A great cause of illness nowadays is the amount of medicine which fellows dose themselves with when there is no reason for taking any medicine at all. The best medicine is open-air and exercise and a big cup of water in the early morning if you are constipated, and a pint of hot water on going to bed.
CLOTHING.
A scout's clothing should be of flannel or wool as much as possible, because it dries easily. Cotton next the skin is not good unless you change it directly it gets wet—it is so likely to give you a chill, and a scout is no use if he gets laid up.
One great point that a scout should take care about, to ensure his endurance and being able to go on the march for a long time, is his boots.
A scout who gets sore feet with much walking becomes useless.
You should therefore take great care to have good, well-fitting, roomy boots, and fairly stout ones, and as like the natural shape of your bare feet as possible with a straighter edge on the inside than bootmakers usually give to the swagger boot. Scouts have no use for swagger boots.
The feet should be kept as dry as possible; if they are allowed to get wet the skin is softened and very soon gets blistered and rubbed raw where there is a little pressure of the boot.
Of course they get wet from perspiration as well as from outside wet. Therefore to dry this it is necessary to wear good woollen socks.

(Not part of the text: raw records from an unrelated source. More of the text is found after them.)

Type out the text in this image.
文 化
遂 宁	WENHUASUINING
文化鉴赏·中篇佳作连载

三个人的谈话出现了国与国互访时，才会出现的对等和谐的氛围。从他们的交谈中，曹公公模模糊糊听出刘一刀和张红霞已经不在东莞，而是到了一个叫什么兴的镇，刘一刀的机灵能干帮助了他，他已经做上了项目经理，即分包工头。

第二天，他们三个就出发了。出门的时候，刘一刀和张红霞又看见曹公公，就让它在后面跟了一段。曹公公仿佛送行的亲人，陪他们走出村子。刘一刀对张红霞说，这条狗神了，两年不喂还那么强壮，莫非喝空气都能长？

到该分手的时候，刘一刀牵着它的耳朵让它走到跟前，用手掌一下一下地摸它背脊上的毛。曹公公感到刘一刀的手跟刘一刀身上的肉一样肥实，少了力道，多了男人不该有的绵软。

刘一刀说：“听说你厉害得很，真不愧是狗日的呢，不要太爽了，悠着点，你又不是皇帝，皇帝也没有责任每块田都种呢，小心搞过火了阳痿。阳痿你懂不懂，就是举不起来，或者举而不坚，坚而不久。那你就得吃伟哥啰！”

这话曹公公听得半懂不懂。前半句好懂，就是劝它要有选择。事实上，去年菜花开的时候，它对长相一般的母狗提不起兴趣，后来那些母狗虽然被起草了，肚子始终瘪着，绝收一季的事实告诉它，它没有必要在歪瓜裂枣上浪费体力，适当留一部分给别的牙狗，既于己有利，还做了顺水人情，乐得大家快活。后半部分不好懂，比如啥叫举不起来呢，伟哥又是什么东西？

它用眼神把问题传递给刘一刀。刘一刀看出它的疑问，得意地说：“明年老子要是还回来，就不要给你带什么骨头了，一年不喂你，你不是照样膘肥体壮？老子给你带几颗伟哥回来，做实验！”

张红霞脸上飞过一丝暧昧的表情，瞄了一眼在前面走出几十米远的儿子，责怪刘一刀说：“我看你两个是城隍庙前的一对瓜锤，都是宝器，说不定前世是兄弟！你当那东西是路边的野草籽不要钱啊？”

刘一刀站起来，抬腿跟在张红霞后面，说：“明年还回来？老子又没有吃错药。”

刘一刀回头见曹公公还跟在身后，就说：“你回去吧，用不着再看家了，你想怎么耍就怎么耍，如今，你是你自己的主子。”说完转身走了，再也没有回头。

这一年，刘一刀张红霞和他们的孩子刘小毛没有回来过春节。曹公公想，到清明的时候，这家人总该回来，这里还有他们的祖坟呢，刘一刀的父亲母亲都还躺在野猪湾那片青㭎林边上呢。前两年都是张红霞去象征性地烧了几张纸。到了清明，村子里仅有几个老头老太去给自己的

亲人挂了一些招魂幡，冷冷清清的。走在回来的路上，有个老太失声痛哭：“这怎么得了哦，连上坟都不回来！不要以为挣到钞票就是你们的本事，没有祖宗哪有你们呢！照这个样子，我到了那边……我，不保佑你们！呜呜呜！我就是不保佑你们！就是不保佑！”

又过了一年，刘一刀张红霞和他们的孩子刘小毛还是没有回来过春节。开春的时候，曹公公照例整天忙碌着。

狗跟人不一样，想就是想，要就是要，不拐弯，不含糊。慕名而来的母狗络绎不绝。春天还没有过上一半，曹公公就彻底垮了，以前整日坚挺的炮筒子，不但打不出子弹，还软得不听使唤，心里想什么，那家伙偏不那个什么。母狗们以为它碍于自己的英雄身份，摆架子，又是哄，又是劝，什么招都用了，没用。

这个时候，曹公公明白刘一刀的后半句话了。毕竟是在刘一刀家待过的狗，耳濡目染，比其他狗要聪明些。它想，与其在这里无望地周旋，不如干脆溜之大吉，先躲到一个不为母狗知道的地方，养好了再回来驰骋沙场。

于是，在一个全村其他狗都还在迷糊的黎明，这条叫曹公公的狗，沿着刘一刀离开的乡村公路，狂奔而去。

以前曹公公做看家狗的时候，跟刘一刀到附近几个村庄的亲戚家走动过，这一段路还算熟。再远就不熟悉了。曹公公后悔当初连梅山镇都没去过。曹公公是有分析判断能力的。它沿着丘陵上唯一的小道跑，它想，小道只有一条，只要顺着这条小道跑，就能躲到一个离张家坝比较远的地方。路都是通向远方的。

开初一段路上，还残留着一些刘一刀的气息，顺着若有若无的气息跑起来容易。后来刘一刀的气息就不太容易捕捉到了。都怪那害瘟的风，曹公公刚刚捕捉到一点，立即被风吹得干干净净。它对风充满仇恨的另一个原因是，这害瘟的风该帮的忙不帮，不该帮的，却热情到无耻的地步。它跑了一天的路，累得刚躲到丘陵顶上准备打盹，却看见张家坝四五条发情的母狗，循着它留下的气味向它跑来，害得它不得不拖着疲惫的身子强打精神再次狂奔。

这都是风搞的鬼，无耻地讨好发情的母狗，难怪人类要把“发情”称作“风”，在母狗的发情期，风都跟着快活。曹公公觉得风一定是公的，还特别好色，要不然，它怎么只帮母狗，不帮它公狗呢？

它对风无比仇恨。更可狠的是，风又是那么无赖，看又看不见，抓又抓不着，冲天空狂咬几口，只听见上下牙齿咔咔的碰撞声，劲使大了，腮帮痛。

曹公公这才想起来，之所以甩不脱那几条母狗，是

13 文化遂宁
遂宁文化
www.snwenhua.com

If a man wears thin cotton or silk socks you can tell at once that he is no walker. A fellow who goes out to a Colony for the first time is called a "Tender-foot" because he generally gets sore feet until by experience he learns how to keep his feet in good order. It is a good thing to soap or grease your feet and the inside of your socks before putting them on.
If your feet always perspire a good deal it is a useful thing to powder them with powder made of boric acid, starch, and oxide of zinc in equal parts. This powder should be rubbed in between the toes so as to prevent soft corns forming there. Your feet can be hardened to some extent by soaking them in alum and water, or salt and water.